Filippo Veltri ci parla di una storia poco conosciuta, ma affascinante, sulla nostra terra e l’immigrazione.

Quella che stiamo per raccontarvi è un’altra vicenda della Calabria poco conosciuta ma esemplare. Esemplare di che? Di tante cose che potevano, potrebbero, andare in un modo e che invece vanno in tutt’altra direzione; di come taluni si impegnano per davvero ma sono frenati e poi fermati e alla fine pagano pure un prezzo altissimo! Storia che rimanda a quella conosciutissima di Mimmo Lucano di Riace.

Ce la racconta Ilario Amendolia, che qui sulla Riviera non ha bisogno di presentazione ma noi la facciamo lo stesso: ionico di Caulonia, saggista e penna di rilievo nel panorama non solo calabrese ma nazionale. Ilario è stato anche un uomo politico di primo piano nella sua Caulonia, altro centro di rilievo storico della Locride come Riace, che dista tra l’altro pochi chilometri. Lui questa storia la definisce così: ‘’storia di una moneta non antica ma “fuori corso “e fuorilegge “.
Il bonus -moneta che pubblichiamo è stato, infatti, stampato dalla casa editrice di Mimmo Garreffa nel 2010 ed è stata usata dagli immigrati ospiti a Caulonia.
La moneta è stata usata in versione diversa a Riace e Caulonia per acquistare il cibo e beni dì prima necessità. Era un modo per integrare gli ospiti e dare loro la possibilità di scegliere cosa mangiare e come spendere i soldi.
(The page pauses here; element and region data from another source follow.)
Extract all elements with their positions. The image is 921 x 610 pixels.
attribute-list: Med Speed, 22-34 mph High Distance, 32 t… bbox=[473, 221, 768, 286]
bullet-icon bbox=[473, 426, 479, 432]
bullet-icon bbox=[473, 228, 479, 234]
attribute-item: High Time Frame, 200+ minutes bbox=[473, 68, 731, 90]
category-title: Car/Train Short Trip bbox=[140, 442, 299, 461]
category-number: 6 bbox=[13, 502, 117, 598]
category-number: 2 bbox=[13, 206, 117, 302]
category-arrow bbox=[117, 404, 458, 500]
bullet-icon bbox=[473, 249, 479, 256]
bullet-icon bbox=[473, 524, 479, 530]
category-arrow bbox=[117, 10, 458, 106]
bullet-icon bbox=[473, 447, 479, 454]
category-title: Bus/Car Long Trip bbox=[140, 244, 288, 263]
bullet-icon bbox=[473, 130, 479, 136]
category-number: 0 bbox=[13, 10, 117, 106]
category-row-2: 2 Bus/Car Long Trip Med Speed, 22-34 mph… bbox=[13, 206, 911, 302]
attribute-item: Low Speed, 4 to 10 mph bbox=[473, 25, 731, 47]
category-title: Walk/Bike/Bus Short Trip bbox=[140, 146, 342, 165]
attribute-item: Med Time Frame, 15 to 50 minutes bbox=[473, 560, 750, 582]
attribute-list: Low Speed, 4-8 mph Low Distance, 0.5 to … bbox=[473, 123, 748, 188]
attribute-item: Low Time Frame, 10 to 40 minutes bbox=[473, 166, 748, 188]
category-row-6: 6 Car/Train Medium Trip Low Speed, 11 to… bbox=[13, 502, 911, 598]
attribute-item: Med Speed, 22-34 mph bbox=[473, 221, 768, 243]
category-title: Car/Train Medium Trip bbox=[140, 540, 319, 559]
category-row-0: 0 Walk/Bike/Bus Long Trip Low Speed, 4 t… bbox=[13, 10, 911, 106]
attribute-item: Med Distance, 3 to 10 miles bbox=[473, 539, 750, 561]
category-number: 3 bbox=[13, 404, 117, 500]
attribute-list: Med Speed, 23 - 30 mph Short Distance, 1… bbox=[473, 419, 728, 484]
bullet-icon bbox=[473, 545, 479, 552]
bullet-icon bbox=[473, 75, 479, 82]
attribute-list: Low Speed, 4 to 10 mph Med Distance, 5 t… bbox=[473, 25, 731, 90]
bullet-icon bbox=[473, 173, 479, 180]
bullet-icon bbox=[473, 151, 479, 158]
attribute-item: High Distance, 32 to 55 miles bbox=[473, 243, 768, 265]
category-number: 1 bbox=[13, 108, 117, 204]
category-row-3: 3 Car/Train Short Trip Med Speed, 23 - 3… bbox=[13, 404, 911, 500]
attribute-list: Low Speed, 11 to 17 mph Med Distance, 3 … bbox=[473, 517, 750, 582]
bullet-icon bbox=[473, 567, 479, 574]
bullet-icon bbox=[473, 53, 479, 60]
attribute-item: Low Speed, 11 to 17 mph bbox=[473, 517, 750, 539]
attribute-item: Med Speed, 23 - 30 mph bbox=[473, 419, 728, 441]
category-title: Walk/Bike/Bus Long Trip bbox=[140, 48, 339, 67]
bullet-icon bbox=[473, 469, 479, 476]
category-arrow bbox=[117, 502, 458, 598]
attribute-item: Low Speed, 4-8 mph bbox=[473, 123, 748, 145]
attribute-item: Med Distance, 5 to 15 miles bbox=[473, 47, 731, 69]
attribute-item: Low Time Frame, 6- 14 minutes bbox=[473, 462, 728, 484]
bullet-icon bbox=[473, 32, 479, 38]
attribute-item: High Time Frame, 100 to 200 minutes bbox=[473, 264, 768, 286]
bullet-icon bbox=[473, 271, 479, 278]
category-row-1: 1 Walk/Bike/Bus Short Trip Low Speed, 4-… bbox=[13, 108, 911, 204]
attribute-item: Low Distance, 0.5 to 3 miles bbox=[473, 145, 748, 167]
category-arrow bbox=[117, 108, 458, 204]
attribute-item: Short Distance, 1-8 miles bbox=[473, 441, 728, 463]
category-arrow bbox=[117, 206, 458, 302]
‘’Un’esperienza di assoluta avanguardia – dice Amendolia – che ebbi l’opportunità di illustrare nella riunione dei Comuni di Europa che si tenne nel 2010, al castello dell’Ovo a Napoli ed io fui incaricato dal Ministero dell’interno di illustrare la nostra esperienza’’.
Esperienza troppo avanzata per non essere fermata. Ed infatti prima Amendolia e poi Mimmo Lucano (che pagò un prezzo molto più pesante) furono fermati. Come è finita (per ora) la vicenda giudiziaria di Lucano e’ noto ma quella moneta rappresenta in un certo senso il simbolo di un modello cercato e attuato di concreta solidarietà. Di accoglienza e non di sfruttamento, di aiuto all’economia locale persino.
La moneta di Caulonia ha come sfondo l’affresco bizantino che si può ammirare in tutta la sua bellezza a Caulonia centro insieme ad una copia dell’artista Luigi Gallo collocata dinanzi alla Chiesa di San Zaccaria e sempre nel centro di può vedere il busto a Tommaso Campanella realizzati da Luca Carni. Artista quest’ultimo molto apprezzato anche fuori dai confini regionali. Il filosofo calabrese, autore della Città del Sole è ben evidente nella moneta di Caulonia.
Infine le parole della Rivoluzione francese “Libertà, Uguaglianza, fraternità” a cui ‘’abbiamo aggiunto – dice ancora Amendolia – il nostro “No al razzismo”.
Campeggia su tutto la scritta che richiama alla Repubblica Rossa di Caulonia del 1945.Niente è stato lasciato al caso.
La moneta è un momento alto del Progetto Caulonia, che si collocava all’ interno  del progetto d’urto della Locride, oggi più che mai tornato d’attualità.